The lipid trait class names and acyl chain properties are listed in Table 2A. *Variant region reported as significant for basic lipids by GLGC (Willer et al., 2013).
We considered in more detail rs7412, which is a missense variant in the APOE gene and is known for its effect on LDL, as reported, for example, in the GLGC analysis (Willer et al., 2013). With the lipidomics data, this variant would not have been identified from any of the 21 univariate GWAS as the smallest univariate P-value was 1.1e-4 (trait PCO23, Supplementary Figure S3.6). On contrary, the multivariate GWAS by MetaPhat clearly highlighted this variant associated with the multivariate lipidomics (P = 4.2e-13) and further determined that the association was driven by CE14 and PCO23 (P-value after excluding these driver traits is 1.8e-06). The BIC-optimal subset for this variant extended the drivers by one additional trait and included CE14, PC36, and PCO23, which form the central traits. The trace plots for rs7412 are shown in Figure 2A (P-values for defining driver traits) and Figure 2B (BIC for defining optimal subset).
FIGURE 2

MetaPhat results using multivariate lipidomics data. (A) Trace plot of rs7412 identifies CE14 and PCO23 as the driver traits. (B) CE14, PC36, and PCO23 form the optimal subset as defined by minimum BIC (highest negative BIC). (C) Trait importance map of each SNP is the rank on the lowest trace where the rankings are transformed to the range of 0 and 1 values, with darker blue shades representing the most important traits of the multivariate association. (D) SNP similarity based on the rank correlation on the lowest trace.
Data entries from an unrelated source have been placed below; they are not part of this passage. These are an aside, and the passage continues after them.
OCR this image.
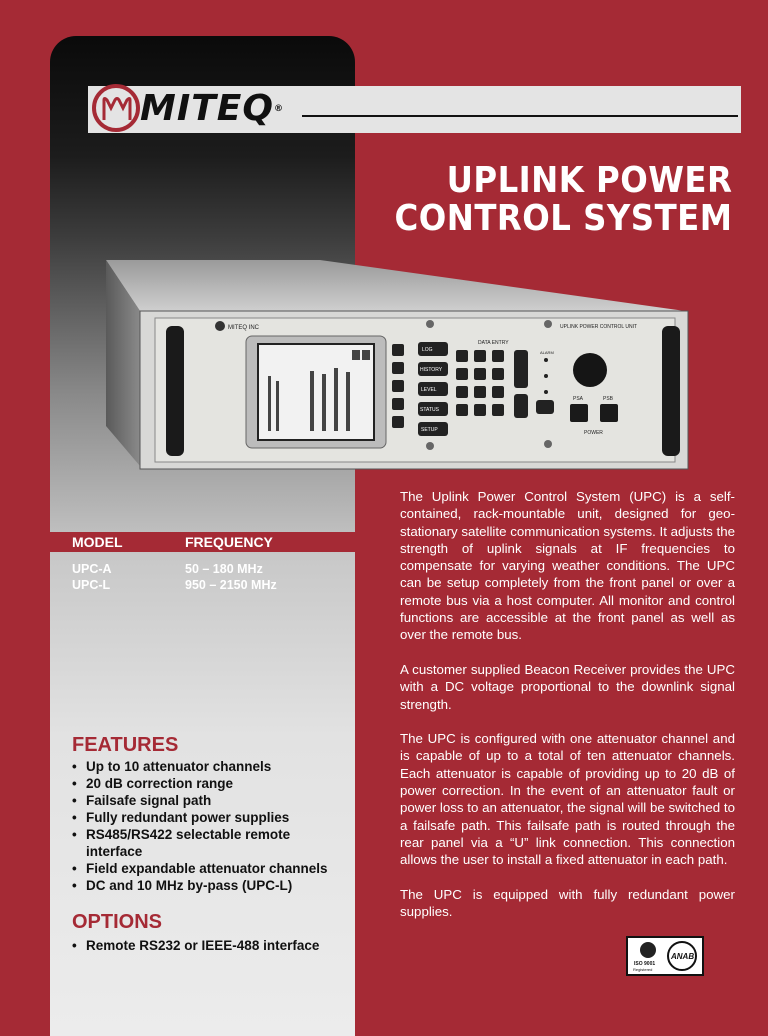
MITEQ®
UPLINK POWER
CONTROL SYSTEM
MITEQ INC
LOG
HISTORY
LEVEL
STATUS
SETUP
DATA ENTRY
UPLINK POWER CONTROL UNIT
ALARM
PSA	PSB
POWER
MODEL	FREQUENCY
UPC-A	50 – 180 MHz
UPC-L	950 – 2150 MHz
FEATURES
• Up to 10 attenuator channels
• 20 dB correction range
• Failsafe signal path
• Fully redundant power supplies
• RS485/RS422 selectable remote interface
• Field expandable attenuator channels
• DC and 10 MHz by-pass (UPC-L)
OPTIONS
• Remote RS232 or IEEE-488 interface

The Uplink Power Control System (UPC) is a self-contained, rack-mountable unit, designed for geo-stationary satellite communication systems. It adjusts the strength of uplink signals at IF frequencies to compensate for varying weather conditions. The UPC can be setup completely from the front panel or over a remote bus via a host computer. All monitor and control functions are accessible at the front panel as well as over the remote bus.

A customer supplied Beacon Receiver provides the UPC with a DC voltage proportional to the downlink signal strength.

The UPC is configured with one attenuator channel and is capable of up to a total of ten attenuator channels. Each attenuator is capable of providing up to 20 dB of power correction. In the event of an attenuator fault or power loss to an attenuator, the signal will be switched to a failsafe path. This failsafe path is routed through the rear panel via a “U” link connection. This connection allows the user to install a fixed attenuator in each path.

The UPC is equipped with fully redundant power supplies.

ISO 9001
Registered
ANAB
Variants rs66505542 near BUD13 and rs261290 near ALDH1A2 both have only one driver trait (PI9 for BUD13 and PE7 for ALDH1A2) and three or five central traits (Table 3). Earlier, the APOA1 variant rs964184 within 100 kb of rs66505542 has been reported to be associated with TG (lead trait, P = 7.0e-224), TC, HDL, and LDL in GLGC data and rs66505542 itself with several cell phenotypes (platelet count, red cell distribution width, sum of eosinophil and basophil counts) in the GWAS catalog, while rs261290 has been reported to be associated with HDL (lead trait, P = 1.0e-188), TC, and TG in GLGC data (mapped to LIPC gene) and with HDL in the GWAS catalog.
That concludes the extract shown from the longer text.